Terjadi diskusi menarik dengan salah seorang dosen kita (dari Fak Hukum) di salah satu sudut GDI, topiknya seputar keabsahan surat pernyataan <tidak terima double beasiswa> tanpa meterai yang dibuat para penerima beasiswa Dikti.

From : Hanifah Sxxxx

Nah mengenai nilai atau kekuatan alat bukti inilah, secara Hierarki perundangan di Indonesia, kekuatan mengikat sebuah surat/akta yg tertinggi ada pada akta otentik (yaitu akta yg dibuat dihadapan atau oleh pejabat yg berwenang) dan kemudian akta dibawah tangan (baru akan dianggap benar isinya, jika diakui kebenarannya oleh para pihak yg membuat/menandatangai), ini ada penjelasan menarik dari :
Jaringan Dokumentasi dan Informasi, BPK RI
http://www.jdih.bpk.go.id/informasihukum/Meterai&SahnyaPerjanjian.pdf

Mengenai fungsi materai, dapat dilihat pada:
UU No. 13 Tahun 1985 tentang Bea Meterai
http://www.sjdih.depkeu.go.id/fullText/1985/13TAHUN~1985UU.HTM
Berdasarkan UU tersebut, dinyatakan bahwa bea meterai adalah PAJAK ATAS DOKUMEN, termasuk di dalamnya surat perjanjian dan surat-surat lainnya yang dibuat dengan TUJUAN untuk digunakan sebagai ALAT PEMBUKTIAN mengenai perbuatan, kenyataan atau keadaan yang bersifat perdata.

Let see ketentaun Pasal 11-nya bu,
(1) Pejabat Pemerintah, hakim, panitera, jurusita, notaris, dan pejabat umum lainnya, masing-masing dalam tugas atau jabatannya tidak dibenarkan :
a. menerima, mempertimbangkan atau menyimpan dokumen yang Bea Meterai-nya tidak atau kurang dibayar;
b. melekatkan dokumen yang Bea Meterai-nya tidak atau kurang dibayar sesuai dengan tarifnya pada dokumen lain yang berkaitan;
c. membuat salinan, tembusan, rangkapan atau petikan dari dokumen yang Bea Meterai-nya tidak atau kurang dibayar;
d. memberikan keterangan atau catatan pada dokumen yang tidak atau kurang dibayar sesuai dengan tarif Bea Meterai-nya.

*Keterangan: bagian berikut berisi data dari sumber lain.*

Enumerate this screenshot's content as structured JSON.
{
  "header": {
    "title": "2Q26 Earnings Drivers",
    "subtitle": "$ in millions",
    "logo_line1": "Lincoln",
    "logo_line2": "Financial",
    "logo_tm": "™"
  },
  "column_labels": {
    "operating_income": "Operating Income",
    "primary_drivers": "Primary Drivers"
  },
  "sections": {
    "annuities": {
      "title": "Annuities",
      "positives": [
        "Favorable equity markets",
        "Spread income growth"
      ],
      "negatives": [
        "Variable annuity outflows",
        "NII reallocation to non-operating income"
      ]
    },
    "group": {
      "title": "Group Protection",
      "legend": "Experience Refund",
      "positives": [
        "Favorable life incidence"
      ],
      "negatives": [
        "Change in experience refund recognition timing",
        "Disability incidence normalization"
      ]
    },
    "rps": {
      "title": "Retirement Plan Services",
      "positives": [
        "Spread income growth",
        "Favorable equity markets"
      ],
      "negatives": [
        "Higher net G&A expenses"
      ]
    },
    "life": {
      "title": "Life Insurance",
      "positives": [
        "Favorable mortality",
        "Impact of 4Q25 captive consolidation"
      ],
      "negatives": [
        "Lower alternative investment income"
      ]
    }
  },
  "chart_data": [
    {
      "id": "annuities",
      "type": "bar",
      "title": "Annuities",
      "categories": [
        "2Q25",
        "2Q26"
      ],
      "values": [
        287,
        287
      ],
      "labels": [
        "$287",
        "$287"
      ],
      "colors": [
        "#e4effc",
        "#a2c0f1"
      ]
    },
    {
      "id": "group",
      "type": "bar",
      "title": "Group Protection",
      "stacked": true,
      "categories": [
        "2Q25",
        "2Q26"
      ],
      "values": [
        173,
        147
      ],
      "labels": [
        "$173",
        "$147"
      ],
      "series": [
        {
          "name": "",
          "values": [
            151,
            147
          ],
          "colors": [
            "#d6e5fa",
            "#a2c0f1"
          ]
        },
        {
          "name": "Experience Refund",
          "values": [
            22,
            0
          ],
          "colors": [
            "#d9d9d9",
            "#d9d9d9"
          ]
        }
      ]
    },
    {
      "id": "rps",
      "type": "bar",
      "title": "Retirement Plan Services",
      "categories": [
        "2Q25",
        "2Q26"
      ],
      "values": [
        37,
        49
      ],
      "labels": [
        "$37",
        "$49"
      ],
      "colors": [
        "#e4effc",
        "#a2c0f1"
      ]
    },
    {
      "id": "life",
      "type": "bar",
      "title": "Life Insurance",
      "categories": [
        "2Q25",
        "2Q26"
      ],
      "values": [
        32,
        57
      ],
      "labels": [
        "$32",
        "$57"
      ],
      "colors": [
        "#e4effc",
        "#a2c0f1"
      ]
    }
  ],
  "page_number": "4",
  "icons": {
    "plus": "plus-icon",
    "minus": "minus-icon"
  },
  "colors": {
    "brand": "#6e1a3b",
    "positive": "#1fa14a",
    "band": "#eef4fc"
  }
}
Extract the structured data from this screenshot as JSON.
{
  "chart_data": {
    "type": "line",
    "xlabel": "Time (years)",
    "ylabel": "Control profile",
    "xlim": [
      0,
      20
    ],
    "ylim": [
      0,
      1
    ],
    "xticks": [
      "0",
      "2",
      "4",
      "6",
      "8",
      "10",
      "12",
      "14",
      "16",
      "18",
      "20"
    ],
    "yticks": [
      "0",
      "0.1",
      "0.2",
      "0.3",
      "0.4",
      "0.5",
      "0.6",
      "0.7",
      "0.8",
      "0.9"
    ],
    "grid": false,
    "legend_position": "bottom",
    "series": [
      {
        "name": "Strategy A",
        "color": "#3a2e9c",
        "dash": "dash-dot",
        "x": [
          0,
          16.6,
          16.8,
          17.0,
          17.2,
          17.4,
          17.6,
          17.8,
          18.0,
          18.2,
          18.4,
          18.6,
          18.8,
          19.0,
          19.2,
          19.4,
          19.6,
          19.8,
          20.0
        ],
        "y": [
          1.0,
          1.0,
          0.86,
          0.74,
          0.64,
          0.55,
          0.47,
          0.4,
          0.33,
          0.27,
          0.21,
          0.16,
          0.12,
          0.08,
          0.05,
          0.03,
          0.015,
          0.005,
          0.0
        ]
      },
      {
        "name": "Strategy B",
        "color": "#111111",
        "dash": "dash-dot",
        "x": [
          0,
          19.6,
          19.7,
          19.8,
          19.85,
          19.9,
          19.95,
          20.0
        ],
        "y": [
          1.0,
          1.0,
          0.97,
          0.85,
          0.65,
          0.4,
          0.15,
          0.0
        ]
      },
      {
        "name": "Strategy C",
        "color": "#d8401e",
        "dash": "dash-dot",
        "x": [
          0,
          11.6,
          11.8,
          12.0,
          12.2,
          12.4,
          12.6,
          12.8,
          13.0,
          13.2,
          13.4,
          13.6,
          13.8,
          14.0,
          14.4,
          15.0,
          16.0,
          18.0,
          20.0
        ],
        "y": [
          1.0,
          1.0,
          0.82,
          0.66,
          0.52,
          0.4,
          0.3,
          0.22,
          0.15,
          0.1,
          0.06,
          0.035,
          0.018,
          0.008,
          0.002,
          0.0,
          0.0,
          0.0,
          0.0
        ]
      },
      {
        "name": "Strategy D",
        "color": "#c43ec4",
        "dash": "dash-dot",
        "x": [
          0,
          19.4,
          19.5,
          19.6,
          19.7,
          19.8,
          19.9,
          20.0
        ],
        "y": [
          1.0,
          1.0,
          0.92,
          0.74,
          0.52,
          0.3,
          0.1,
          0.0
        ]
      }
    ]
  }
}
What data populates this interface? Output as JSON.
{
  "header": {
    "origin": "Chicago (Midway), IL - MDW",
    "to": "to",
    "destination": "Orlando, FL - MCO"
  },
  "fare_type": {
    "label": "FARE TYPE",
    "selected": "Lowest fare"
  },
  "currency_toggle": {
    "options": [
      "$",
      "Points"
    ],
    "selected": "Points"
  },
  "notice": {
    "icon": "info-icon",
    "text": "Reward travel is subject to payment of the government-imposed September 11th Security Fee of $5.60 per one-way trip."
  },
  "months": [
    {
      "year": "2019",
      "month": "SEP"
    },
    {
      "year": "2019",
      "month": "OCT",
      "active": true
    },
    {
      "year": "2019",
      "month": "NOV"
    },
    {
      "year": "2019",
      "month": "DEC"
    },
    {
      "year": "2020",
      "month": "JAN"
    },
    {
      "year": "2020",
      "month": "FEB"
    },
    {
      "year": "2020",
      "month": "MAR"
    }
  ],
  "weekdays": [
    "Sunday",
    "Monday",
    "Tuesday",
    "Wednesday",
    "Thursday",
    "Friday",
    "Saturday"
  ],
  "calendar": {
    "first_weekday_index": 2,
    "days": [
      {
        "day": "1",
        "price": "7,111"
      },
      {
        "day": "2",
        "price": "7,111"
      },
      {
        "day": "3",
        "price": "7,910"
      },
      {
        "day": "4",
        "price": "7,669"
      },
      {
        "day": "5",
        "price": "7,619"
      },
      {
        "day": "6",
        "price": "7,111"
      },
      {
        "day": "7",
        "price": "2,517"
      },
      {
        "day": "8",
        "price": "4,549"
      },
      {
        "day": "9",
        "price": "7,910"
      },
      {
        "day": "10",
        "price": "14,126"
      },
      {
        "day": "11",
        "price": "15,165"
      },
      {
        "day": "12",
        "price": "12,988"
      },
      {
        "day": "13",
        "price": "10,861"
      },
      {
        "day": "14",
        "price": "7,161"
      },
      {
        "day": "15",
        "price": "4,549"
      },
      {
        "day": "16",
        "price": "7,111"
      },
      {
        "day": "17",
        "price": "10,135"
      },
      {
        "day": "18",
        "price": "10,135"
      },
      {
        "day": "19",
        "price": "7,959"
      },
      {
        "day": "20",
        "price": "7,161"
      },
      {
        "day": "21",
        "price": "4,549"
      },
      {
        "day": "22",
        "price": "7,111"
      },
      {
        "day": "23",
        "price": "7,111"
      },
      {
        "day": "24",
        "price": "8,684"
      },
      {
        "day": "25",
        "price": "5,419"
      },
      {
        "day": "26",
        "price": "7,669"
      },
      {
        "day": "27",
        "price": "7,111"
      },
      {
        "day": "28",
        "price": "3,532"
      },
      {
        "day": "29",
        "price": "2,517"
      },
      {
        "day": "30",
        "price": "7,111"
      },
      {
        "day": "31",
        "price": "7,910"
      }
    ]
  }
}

Nah penyataan bu Nur “Dengan kata lain kalo disimpan Dikti sebagai dokumen (dalam hal ini surat pernyataan oleh para pelamar beasiswa) harus bermeterai, kalo tidak ya agar tidak melanggar lebih baik dinamakan koleksi hasil pelatihan membuat “surat pernyataan”” —> artinya ialah melanggar peraturan ttg BEA MATERAI dan BUKAN MEMBATALKAN KEABSAHAN ISI surat pernyataan itu sendiri 🙂

ini sekilas info teori hukumnya bu nur ^,^

>>>

Tanggapan saya :
From : Nurfitri Thio

Bu Hanifah Sxxxx yang baik,
Ini baru ada waktu baca bahan diskusi kita tadi pagi (bahan BPK RI) dilanjuti ke materi KUHPer terkait. Terima kasih telah meluruskanBENAR yang disampaikan Bu Hanifah Sxxxx(jempol!). Surat Pernyataan yang tak bermeterai tidak lantas lenyap keabsahan hukumnya, ketiadaan meterai hanya berpengaruh pada tidak memenuhi persyaratan sebagai alat pembuktian.

Hasil bacaan tadi :
Menurut KUHPer Buku keempat – Pembuktian dan Kedaluwarsa:

Pasal 1866
Alat-alat Bukti terdiri atas
a. Bukti tulisan
b. Bukti dengan saksi
c. Persangkaan
d. Pengakuan
e. Sumpah
Pasal 1867
Pembuktian dengan tulisan dilakukan dengan tulisan otentik atau dengan tulisan di bawah tangan.
Pasal 1868
Suatu akta otentik ialah suatu akta yang dibuat dalam bentuk yang ditentukan undang-undang oleh atau di hadapan pejabat umum yang berwenang untuk itu di tempat akta itu dibuat
Pasal 1874
Yang dianggap sebagai tulisan di bawah tangan adalah akta yang ditandatangani di bawah tangan, surat, daftar, surat urusan rumah tangga dan tulisan-tulisan lain yang dibuat tanpa perantaraan seorang pejabat umum.
Pasal 1875
Suatu tulisan di bawah tangan yang diakui kebenarannya oleh orang yang dihadapkan kepadanya atau secara hukum dianggap telah dibenarkan olehnya, menimbulkan buktilengkap seperti suatu akta otentik bagi orang yang menandatanganinya, ahli warisnya serta orang-orang yang mendapat hak dari mereka.
Yurisprudensi MA tgl 03-12-1974 Bi, 1043/K/Sip/1971
Kekuatan bukti surat yang tanda tangannya diakui:
Dalam surat perjanjian sewa menyewa penggugat mengakui telah menerima dari tergugat penyetoran sebanyak Rp. 1.625.000,- sebagai pembayaran kontrak sewa dan tanda tangan dalam perjanjian ini diakui sebagai tanda tangannya sendiri. Dengan adanya pengakuan tersebut menurut ps 1875 BW, surat perjanjian itu mempunyai kekuatan bukti yang sempurna tentang isinya seperti akte otentik, sehingga kwitansi sebagai tana penerimaan uang tersebut tidak diperlukan lagi.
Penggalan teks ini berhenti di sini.